Assessment of Dry Epidermal Electrodes for Long-Term Electromyography Measurements.

Commercially available electrodes can only provide quality surface electromyography (sEMG) measurements for a limited duration due to user discomfort and signal degradation, but in many applications, collecting sEMG data for a full day or longer is desirable to enhance clinical care. Few studies for long-term sEMG have assessed signal quality of electrodes using clinically relevant tests. The goal of this research was to evaluate flexible, gold-based epidermal sensor system (ESS) electrodes for long-term sEMG recordings. We collected sEMG and impedance data from eight subjects from ESS and standard clinical electrodes on upper extremity muscles during maximum voluntary isometric contraction tests, dynamic range of motion tests, the Jebsen Taylor Hand Function Test, and the Box & Block Test. Four additional subjects were recruited to test the stability of ESS signals over four days. Signals from the ESS and traditional electrodes were strongly correlated across tasks. Measures of signal quality, such as signal-to-noise ratio and signal-to-motion ratio, were also similar for both electrodes. Over the four-day trial, no significant decrease in signal quality was observed in the ESS electrodes, suggesting that thin, flexible electrodes may provide a robust tool that does not inhibit movement or irritate the skin for long-term measurements of muscle activity in rehabilitation and other applications.

NFC-enabled, tattoo-like stretchable biosensor manufactured by "cut-and-paste" method.

The wearables industry is lacking in devices that have the ability to provide valuable biometrics data in a soft, wireless and disposable system. Such a system should be high performance, multifunctional, but battery-free and low cost.
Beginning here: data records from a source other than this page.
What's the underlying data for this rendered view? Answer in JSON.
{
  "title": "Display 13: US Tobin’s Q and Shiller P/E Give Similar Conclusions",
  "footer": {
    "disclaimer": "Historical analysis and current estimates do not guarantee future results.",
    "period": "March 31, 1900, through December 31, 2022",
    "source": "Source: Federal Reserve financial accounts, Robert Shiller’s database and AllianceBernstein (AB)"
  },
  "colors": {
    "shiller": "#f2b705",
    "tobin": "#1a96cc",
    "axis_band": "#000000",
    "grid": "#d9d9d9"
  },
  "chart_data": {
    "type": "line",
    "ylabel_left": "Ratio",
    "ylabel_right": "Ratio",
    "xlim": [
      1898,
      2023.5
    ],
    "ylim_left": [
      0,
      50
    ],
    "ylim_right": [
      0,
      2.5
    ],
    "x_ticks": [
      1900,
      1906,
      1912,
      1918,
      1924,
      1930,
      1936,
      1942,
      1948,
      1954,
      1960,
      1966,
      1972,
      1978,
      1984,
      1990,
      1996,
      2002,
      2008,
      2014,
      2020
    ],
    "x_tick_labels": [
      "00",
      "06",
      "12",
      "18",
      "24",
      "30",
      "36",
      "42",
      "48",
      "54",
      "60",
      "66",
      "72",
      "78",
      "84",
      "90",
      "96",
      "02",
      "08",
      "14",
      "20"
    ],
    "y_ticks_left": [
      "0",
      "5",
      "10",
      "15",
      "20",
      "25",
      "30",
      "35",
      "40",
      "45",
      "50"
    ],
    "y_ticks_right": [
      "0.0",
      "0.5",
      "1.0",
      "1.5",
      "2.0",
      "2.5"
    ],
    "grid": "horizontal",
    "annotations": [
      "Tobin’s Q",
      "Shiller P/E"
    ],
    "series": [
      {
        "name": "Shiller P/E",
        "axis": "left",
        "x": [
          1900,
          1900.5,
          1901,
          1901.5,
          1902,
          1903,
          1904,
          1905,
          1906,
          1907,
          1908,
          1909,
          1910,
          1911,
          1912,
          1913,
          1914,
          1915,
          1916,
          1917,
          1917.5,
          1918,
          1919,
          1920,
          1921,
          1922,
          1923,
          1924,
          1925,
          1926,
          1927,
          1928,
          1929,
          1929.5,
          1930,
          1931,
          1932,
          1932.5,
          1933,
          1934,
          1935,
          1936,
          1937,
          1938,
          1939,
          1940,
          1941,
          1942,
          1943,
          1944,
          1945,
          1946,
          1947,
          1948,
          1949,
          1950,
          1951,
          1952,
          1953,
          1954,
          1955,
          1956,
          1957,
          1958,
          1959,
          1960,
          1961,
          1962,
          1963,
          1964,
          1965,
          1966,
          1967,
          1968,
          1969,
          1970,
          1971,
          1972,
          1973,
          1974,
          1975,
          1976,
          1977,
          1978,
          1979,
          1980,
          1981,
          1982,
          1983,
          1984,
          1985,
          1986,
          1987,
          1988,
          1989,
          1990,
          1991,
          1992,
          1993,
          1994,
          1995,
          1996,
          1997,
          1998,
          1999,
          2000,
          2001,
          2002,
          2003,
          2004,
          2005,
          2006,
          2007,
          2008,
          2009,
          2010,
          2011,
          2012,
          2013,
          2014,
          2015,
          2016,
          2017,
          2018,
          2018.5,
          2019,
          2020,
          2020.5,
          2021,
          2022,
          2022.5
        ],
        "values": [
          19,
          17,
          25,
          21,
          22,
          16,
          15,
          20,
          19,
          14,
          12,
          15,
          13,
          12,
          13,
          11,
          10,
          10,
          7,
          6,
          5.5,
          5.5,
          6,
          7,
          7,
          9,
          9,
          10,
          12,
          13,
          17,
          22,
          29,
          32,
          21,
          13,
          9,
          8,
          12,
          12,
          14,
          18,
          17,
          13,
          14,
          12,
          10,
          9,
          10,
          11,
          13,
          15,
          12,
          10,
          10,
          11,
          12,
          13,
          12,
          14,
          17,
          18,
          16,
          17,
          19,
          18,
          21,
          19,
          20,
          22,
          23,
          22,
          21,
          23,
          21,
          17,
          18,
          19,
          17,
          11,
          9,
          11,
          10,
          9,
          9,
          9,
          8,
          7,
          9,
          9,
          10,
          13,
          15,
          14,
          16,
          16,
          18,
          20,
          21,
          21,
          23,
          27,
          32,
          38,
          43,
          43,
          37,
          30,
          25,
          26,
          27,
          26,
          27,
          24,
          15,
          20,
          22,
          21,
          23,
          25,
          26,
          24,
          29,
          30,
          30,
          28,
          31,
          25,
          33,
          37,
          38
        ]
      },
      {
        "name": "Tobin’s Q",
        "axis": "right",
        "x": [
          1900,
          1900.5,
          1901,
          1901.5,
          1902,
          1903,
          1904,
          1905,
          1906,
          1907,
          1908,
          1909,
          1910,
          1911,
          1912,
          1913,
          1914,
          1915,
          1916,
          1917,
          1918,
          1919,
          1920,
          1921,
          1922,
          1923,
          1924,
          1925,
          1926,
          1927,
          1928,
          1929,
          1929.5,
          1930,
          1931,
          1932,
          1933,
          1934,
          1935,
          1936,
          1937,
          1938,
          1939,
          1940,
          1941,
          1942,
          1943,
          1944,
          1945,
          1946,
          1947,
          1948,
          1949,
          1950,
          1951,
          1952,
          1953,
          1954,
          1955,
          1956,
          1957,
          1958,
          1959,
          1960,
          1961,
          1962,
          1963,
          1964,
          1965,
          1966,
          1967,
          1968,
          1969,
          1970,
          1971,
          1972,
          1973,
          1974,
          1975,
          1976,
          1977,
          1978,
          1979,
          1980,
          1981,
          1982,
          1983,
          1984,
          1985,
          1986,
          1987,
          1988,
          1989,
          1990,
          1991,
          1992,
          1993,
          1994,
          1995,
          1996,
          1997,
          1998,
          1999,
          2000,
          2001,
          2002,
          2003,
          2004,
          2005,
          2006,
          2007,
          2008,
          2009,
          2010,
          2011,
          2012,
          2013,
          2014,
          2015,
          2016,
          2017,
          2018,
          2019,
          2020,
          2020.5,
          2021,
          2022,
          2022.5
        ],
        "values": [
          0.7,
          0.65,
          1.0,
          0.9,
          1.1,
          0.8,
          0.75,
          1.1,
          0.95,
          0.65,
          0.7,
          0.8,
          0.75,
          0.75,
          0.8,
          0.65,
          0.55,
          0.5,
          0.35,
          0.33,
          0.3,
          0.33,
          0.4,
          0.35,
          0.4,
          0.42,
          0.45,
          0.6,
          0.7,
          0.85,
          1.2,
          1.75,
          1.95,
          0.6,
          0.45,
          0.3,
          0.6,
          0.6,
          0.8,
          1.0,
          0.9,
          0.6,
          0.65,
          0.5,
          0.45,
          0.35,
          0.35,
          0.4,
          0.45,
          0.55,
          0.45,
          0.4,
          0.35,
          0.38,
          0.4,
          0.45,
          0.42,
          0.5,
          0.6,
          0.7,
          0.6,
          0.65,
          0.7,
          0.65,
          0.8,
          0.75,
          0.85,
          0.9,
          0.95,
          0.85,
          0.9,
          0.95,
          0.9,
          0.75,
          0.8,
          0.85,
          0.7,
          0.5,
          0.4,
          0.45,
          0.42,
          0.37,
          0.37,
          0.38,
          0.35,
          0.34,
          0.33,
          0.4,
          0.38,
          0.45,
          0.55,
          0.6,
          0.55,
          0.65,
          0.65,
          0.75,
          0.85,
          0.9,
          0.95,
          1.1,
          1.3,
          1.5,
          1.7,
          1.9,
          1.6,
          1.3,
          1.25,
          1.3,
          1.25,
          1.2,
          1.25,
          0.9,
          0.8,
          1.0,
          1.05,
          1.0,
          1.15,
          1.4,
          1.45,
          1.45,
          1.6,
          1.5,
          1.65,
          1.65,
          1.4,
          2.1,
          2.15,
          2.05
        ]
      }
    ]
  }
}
Near field communication (NFC) is a wireless communication protocol built in many smartphones nowadays that can read data from battery-free passive tags. As a result, NFC-enabled wearable biosensors have been reported, but they are either unstretchable or have to be manufactured by labor- and time-intensive photolithography and transfer-printing processes. Using a dry and freeform "cut-and-paste" method, we have built a wireless and low-cost stretchable biosensor that integrates temperature sensor, light source/sensor, NFC chip, and antenna. It is battery-free and can be laminated on any part of human skin like a temporary transfer tattoo. The sensor can fully follow the stretching and compression of skin without mechanical failure or delamination. Thus, it is imperceptible to wear and can perform high-fidelity sensing. Potential applications include, but are not limited to, skin thermography and photometry.